Kosmas Politis was one of the most popular Greek authors of the 1930’s, with a number of well-known novels including Eroica (1938) and Stou Hadjifrangos (1962). Politis was also an important translator as he contributed to the Greek works of William Shakespeare, Henry Miller, Edgar Allan Poe and James Joyce, among others.
The Greek Herald looks back at some of his incredible life achievements.
Early and Personal Life:
Kosmas Politis (literary pseudonym of Paraskeva), son of the merchant Leonidas Taveloudi from Lesvos and Kalliopi Hatzimarkou from Ayvalik, was born in Athens in March 1888.
In 1890, at the age of just two, he moved with his family to Smyrna.

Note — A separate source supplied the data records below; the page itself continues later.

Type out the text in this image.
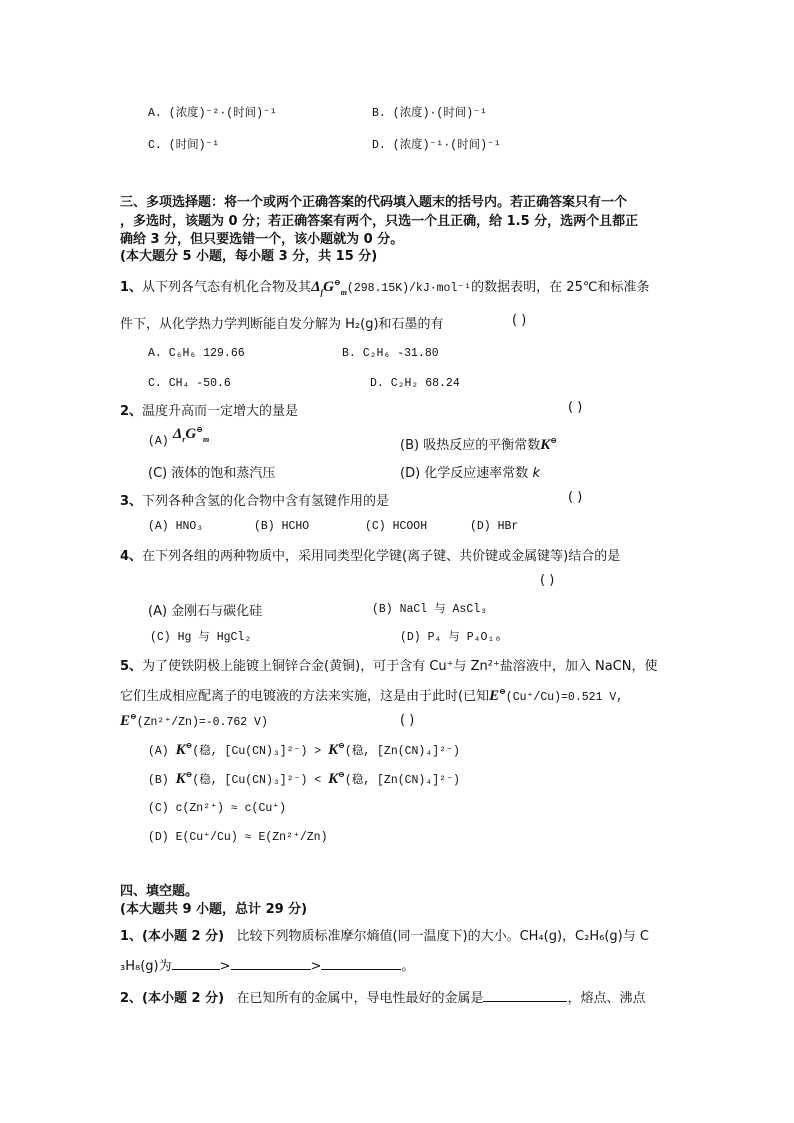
A. (浓度)⁻²·(时间)⁻¹	B. (浓度)·(时间)⁻¹
C. (时间)⁻¹	D. (浓度)⁻¹·(时间)⁻¹
三、多项选择题：将一个或两个正确答案的代码填入题末的括号内。若正确答案只有一个
，多选时，该题为 0 分；若正确答案有两个，只选一个且正确，给 1.5 分，选两个且都正
确给 3 分，但只要选错一个，该小题就为 0 分。
(本大题分 5 小题，每小题 3 分，共 15 分)
1、从下列各气态有机化合物及其$\Delta_fG^⊖_m(298.15K)/kJ\cdot mol^{-1}$的数据表明，在 25℃和标准条
件下，从化学热力学判断能自发分解为 H₂(g)和石墨的有	( )
A. C₆H₆ 129.66	B. C₂H₆ -31.80
C. CH₄ -50.6	D. C₂H₂ 68.24
2、温度升高而一定增大的量是	( )
(A) $\Delta_rG^⊖_m$	(B) 吸热反应的平衡常数K⊖
(C) 液体的饱和蒸汽压	(D) 化学反应速率常数 k
3、下列各种含氢的化合物中含有氢键作用的是	( )
(A) HNO₃	(B) HCHO	(C) HCOOH	(D) HBr
4、在下列各组的两种物质中，采用同类型化学键(离子键、共价键或金属键等)结合的是
( )
(A) 金刚石与碳化硅	(B) NaCl 与 AsCl₃
(C) Hg 与 HgCl₂	(D) P₄ 与 P₄O₁₀
5、为了使铁阴极上能镀上铜锌合金(黄铜)，可于含有 Cu⁺与 Zn²⁺盐溶液中，加入 NaCN，使
它们生成相应配离子的电镀液的方法来实施，这是由于此时(已知E⊖(Cu⁺/Cu)=0.521 V,
E⊖(Zn²⁺/Zn)=-0.762 V)	( )
(A) K⊖(稳, [Cu(CN)₃]²⁻) > K⊖(稳, [Zn(CN)₄]²⁻)
(B) K⊖(稳, [Cu(CN)₃]²⁻) < K⊖(稳, [Zn(CN)₄]²⁻)
(C) c(Zn²⁺) ≈ c(Cu⁺)
(D) E(Cu⁺/Cu) ≈ E(Zn²⁺/Zn)
四、填空题。
(本大题共 9 小题，总计 29 分)
1、(本小题 2 分) 比较下列物质标准摩尔熵值(同一温度下)的大小。CH₄(g)，C₂H₆(g)与 C
₃H₈(g)为	>	>	。
2、(本小题 2 分) 在已知所有的金属中，导电性最好的金属是	，熔点、沸点
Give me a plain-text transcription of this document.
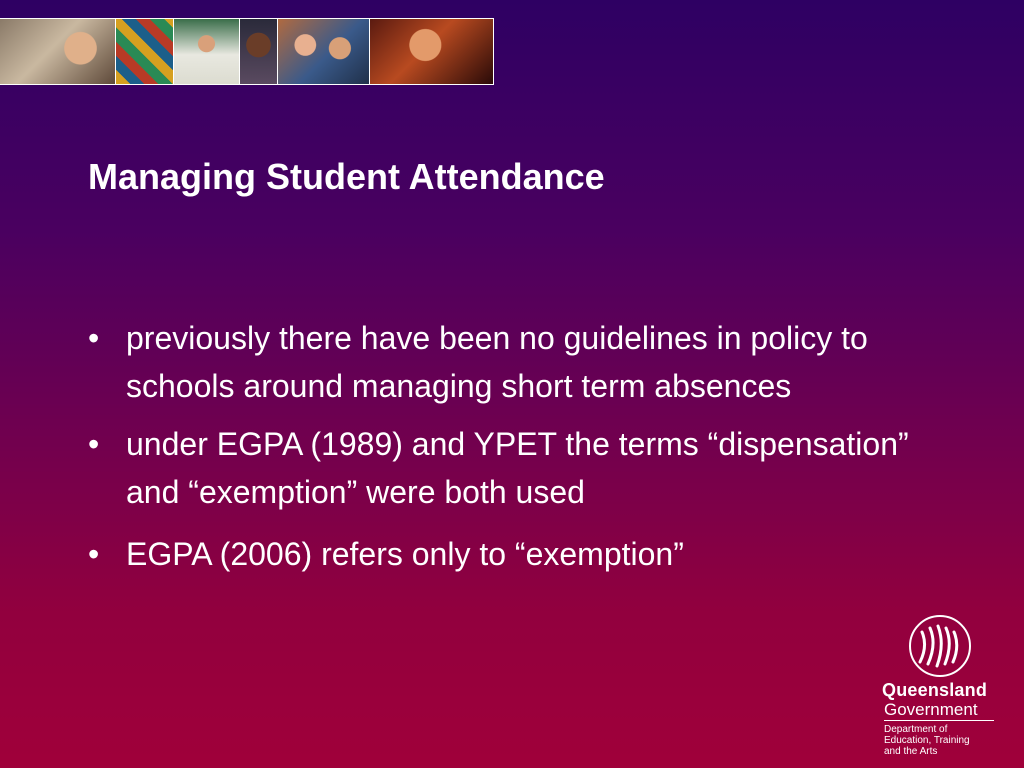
Managing Student Attendance
• previously there have been no guidelines in policy to schools around managing short term absences
• under EGPA (1989) and YPET the terms “dispensation” and “exemption” were both used
• EGPA (2006) refers only to “exemption”
Queensland
Government
Department of
Education, Training
and the Arts
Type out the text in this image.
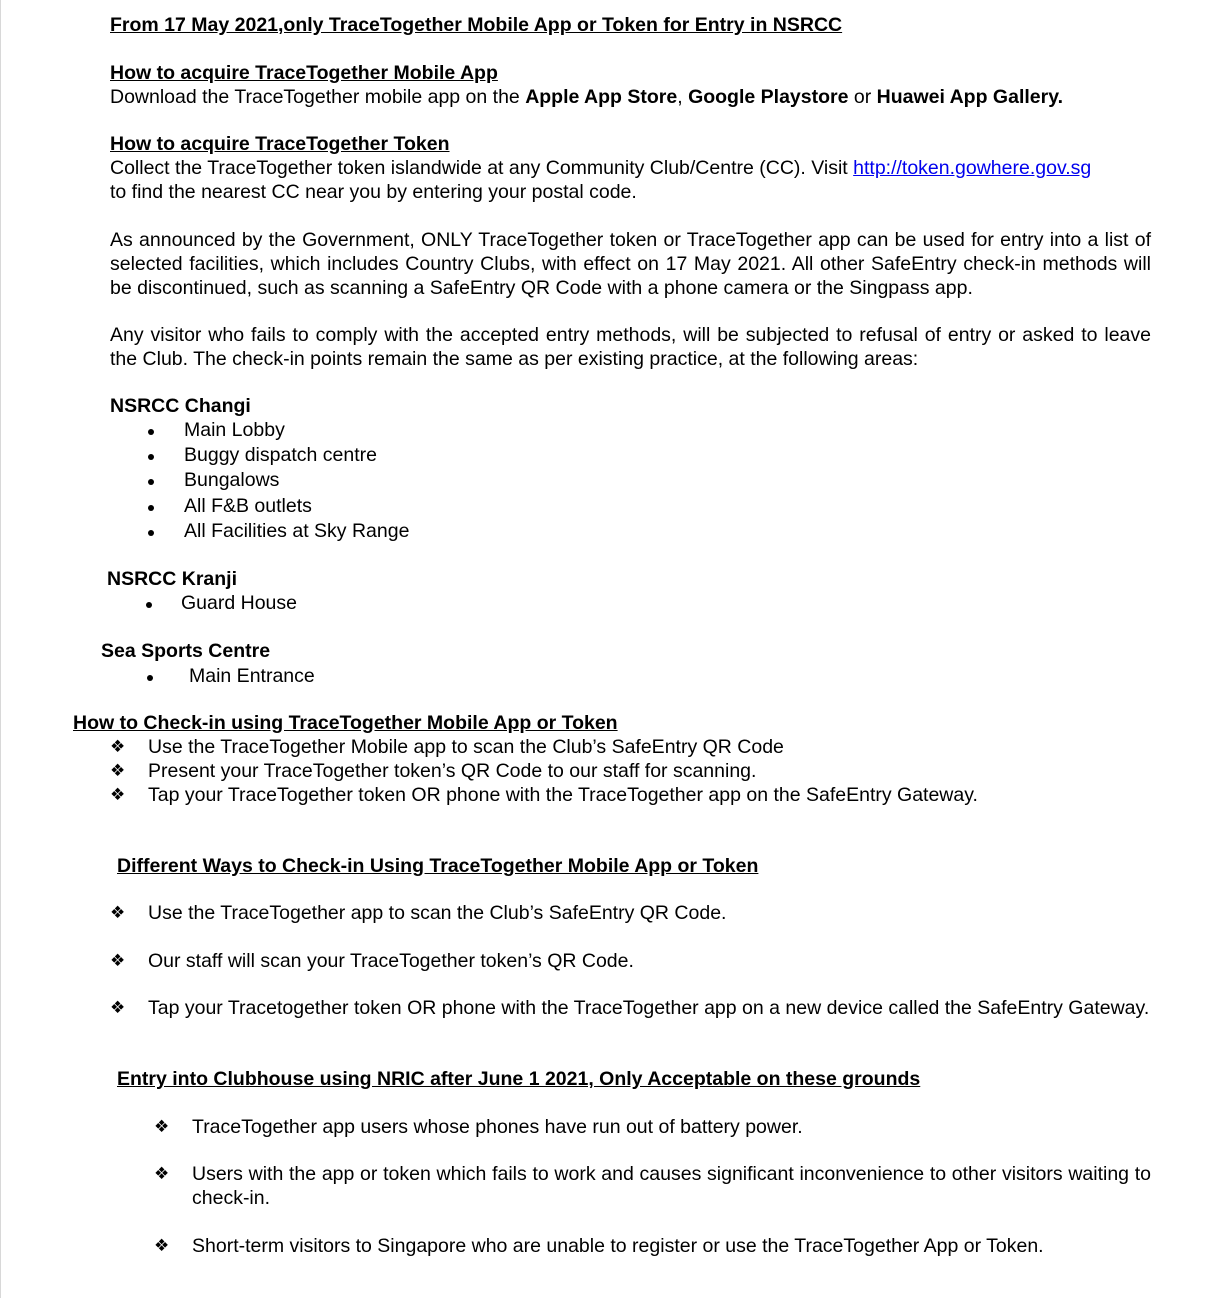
From 17 May 2021,only TraceTogether Mobile App or Token for Entry in NSRCC
How to acquire TraceTogether Mobile App
Download the TraceTogether mobile app on the Apple App Store, Google Playstore or Huawei App Gallery.
How to acquire TraceTogether Token
Collect the TraceTogether token islandwide at any Community Club/Centre (CC). Visit http://token.gowhere.gov.sg
to find the nearest CC near you by entering your postal code.
As announced by the Government, ONLY TraceTogether token or TraceTogether app can be used for entry into a list of selected facilities, which includes Country Clubs, with effect on 17 May 2021. All other SafeEntry check-in methods will be discontinued, such as scanning a SafeEntry QR Code with a phone camera or the Singpass app.
Any visitor who fails to comply with the accepted entry methods, will be subjected to refusal of entry or asked to leave the Club. The check-in points remain the same as per existing practice, at the following areas:
NSRCC Changi
Main Lobby
Buggy dispatch centre
Bungalows
All F&B outlets
All Facilities at Sky Range
NSRCC Kranji
Guard House
Sea Sports Centre
Main Entrance
How to Check-in using TraceTogether Mobile App or Token
❖ Use the TraceTogether Mobile app to scan the Club’s SafeEntry QR Code
❖ Present your TraceTogether token’s QR Code to our staff for scanning.
❖ Tap your TraceTogether token OR phone with the TraceTogether app on the SafeEntry Gateway.
Different Ways to Check-in Using TraceTogether Mobile App or Token
❖ Use the TraceTogether app to scan the Club’s SafeEntry QR Code.
❖ Our staff will scan your TraceTogether token’s QR Code.
❖ Tap your Tracetogether token OR phone with the TraceTogether app on a new device called the SafeEntry Gateway.
Entry into Clubhouse using NRIC after June 1 2021, Only Acceptable on these grounds
❖ TraceTogether app users whose phones have run out of battery power.
❖ Users with the app or token which fails to work and causes significant inconvenience to other visitors waiting to check-in.
❖ Short-term visitors to Singapore who are unable to register or use the TraceTogether App or Token.
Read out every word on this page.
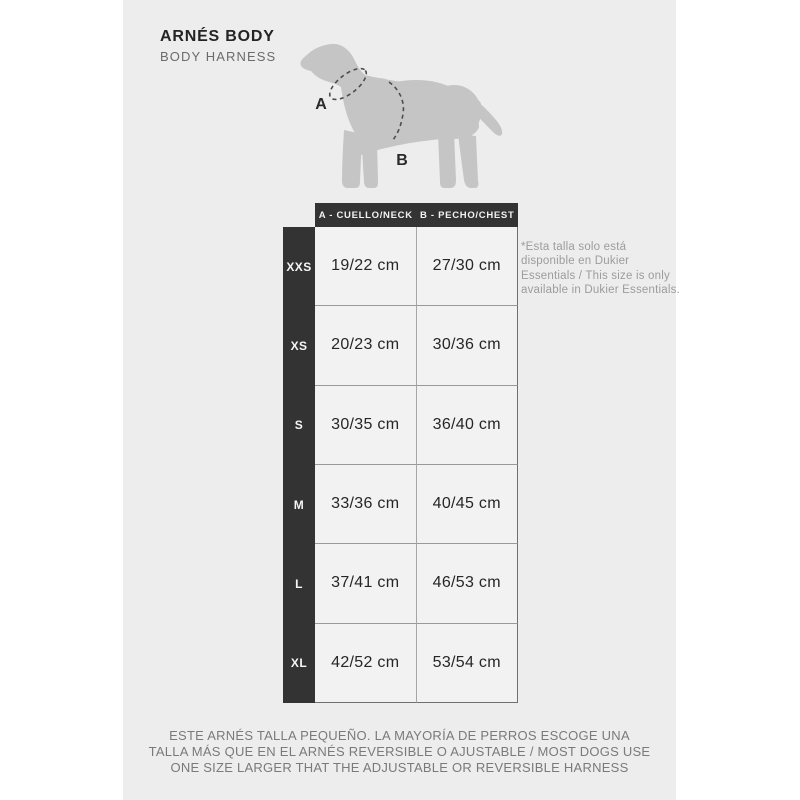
ARNÉS BODY
BODY HARNESS
A
B
A - CUELLO/NECK B - PECHO/CHEST
XXS	19/22 cm	27/30 cm
XS	20/23 cm	30/36 cm
S	30/35 cm	36/40 cm
M	33/36 cm	40/45 cm
L	37/41 cm	46/53 cm
XL	42/52 cm	53/54 cm
*Esta talla solo está disponible en Dukier Essentials / This size is only available in Dukier Essentials.
ESTE ARNÉS TALLA PEQUEÑO. LA MAYORÍA DE PERROS ESCOGE UNA
TALLA MÁS QUE EN EL ARNÉS REVERSIBLE O AJUSTABLE / MOST DOGS USE
ONE SIZE LARGER THAT THE ADJUSTABLE OR REVERSIBLE HARNESS
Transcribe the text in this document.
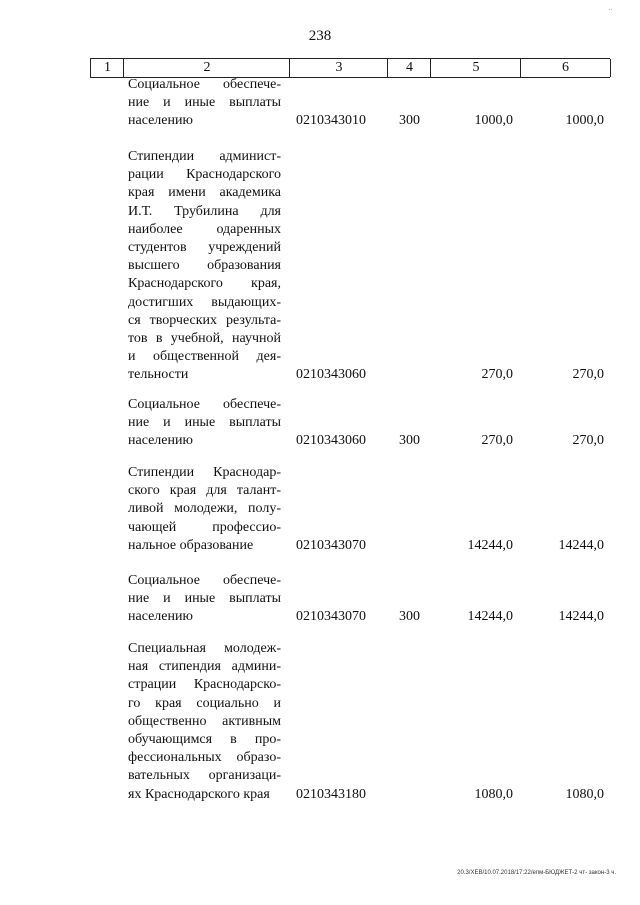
..
238
1	2	3	4	5	6
Социальное обеспече-
ние и иные выплаты
населению	0210343010 300	1000,0	1000,0
Стипендии админист-
рации Краснодарского
края имени академика
И.Т. Трубилина для
наиболее одаренных
студентов учреждений
высшего образования
Краснодарского края,
достигших выдающих-
ся творческих результа-
тов в учебной, научной
и общественной дея-
тельности	0210343060	270,0	270,0
Социальное обеспече-
ние и иные выплаты
населению	0210343060 300	270,0	270,0
Стипендии Краснодар-
ского края для талант-
ливой молодежи, полу-
чающей профессио-
нальное образование	0210343070	14244,0	14244,0
Социальное обеспече-
ние и иные выплаты
населению	0210343070 300	14244,0	14244,0
Специальная молодеж-
ная стипендия админи-
страции Краснодарско-
го края социально и
общественно активным
обучающимся в про-
фессиональных образо-
вательных организаци-
ях Краснодарского края	0210343180	1080,0	1080,0
20.3/ХЕВ/10.07.2018/17:22/епм-БЮДЖЕТ-2 чт- закон-3 ч.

A descendant of a middle-class family, Kosmas attended the famous Evangelical School and the American College of Smyrna, without ever getting a diploma. He left his studies and started working at the Bank of the East and later, at the “Wiener Bank.”
In 1918, he fell in love and married Clara Crespi, a noblewoman of Austro-Hungarian descent. A year later they had a daughter, Phoebe.
After the Asia Minor Catastrophe, Kosmas left Smyrna and settled in Paris (1922 – 1923), then in London, where he worked in the Ionian Bank branch, and finally in 1924 in Athens, where he became deputy director of the Bank, a year later.
Literary Work:
Kosmas’ first appearance in the field of literature was marked with the publication of “Lemon Forest” in 1930.
In 1934, he moved to Patras, where he wrote the novel Eroica, which was honored with the State Prize for Prose in 1939 and was transferred to the cinema by Michalis Kakogiannis in 1960.
Kosmas was honored with the First State Prize for Short Story in 1960 for his work I koromilia, as well as the First State Prize for Fiction in 1964 for his work Stou Hadjifrangos.
His prose works, permeated by the experiences of his childhood, are distinguished primarily for their anxious search for the absolute ideal, their expressive subtlety and their lyrical outbursts.
His latest completely surviving work, the novel Stou Hadjifrangos, has as its occasion the author’s childhood in Smyrna and somehow summarises the whole of his creation.
Death and Legacy:
In 1967, on the day of the coup in Greece, Kosmas’ wife died and he was arrested and interrogated as a leftist. He was finally released after the intervention of Tatiana Gritsi-Miliex.
The shock from his wife’s death was great, but it did not stop him from writing a new work Terma, which was not completed in writing but was published after his death.
In 1973, Kosmas was admitted to Evangelismos Hospital with respiratory and heart failure, and then transferred to a nursing home. In 1974, he was hospitalised again in Evangelismos, where he died on February 23.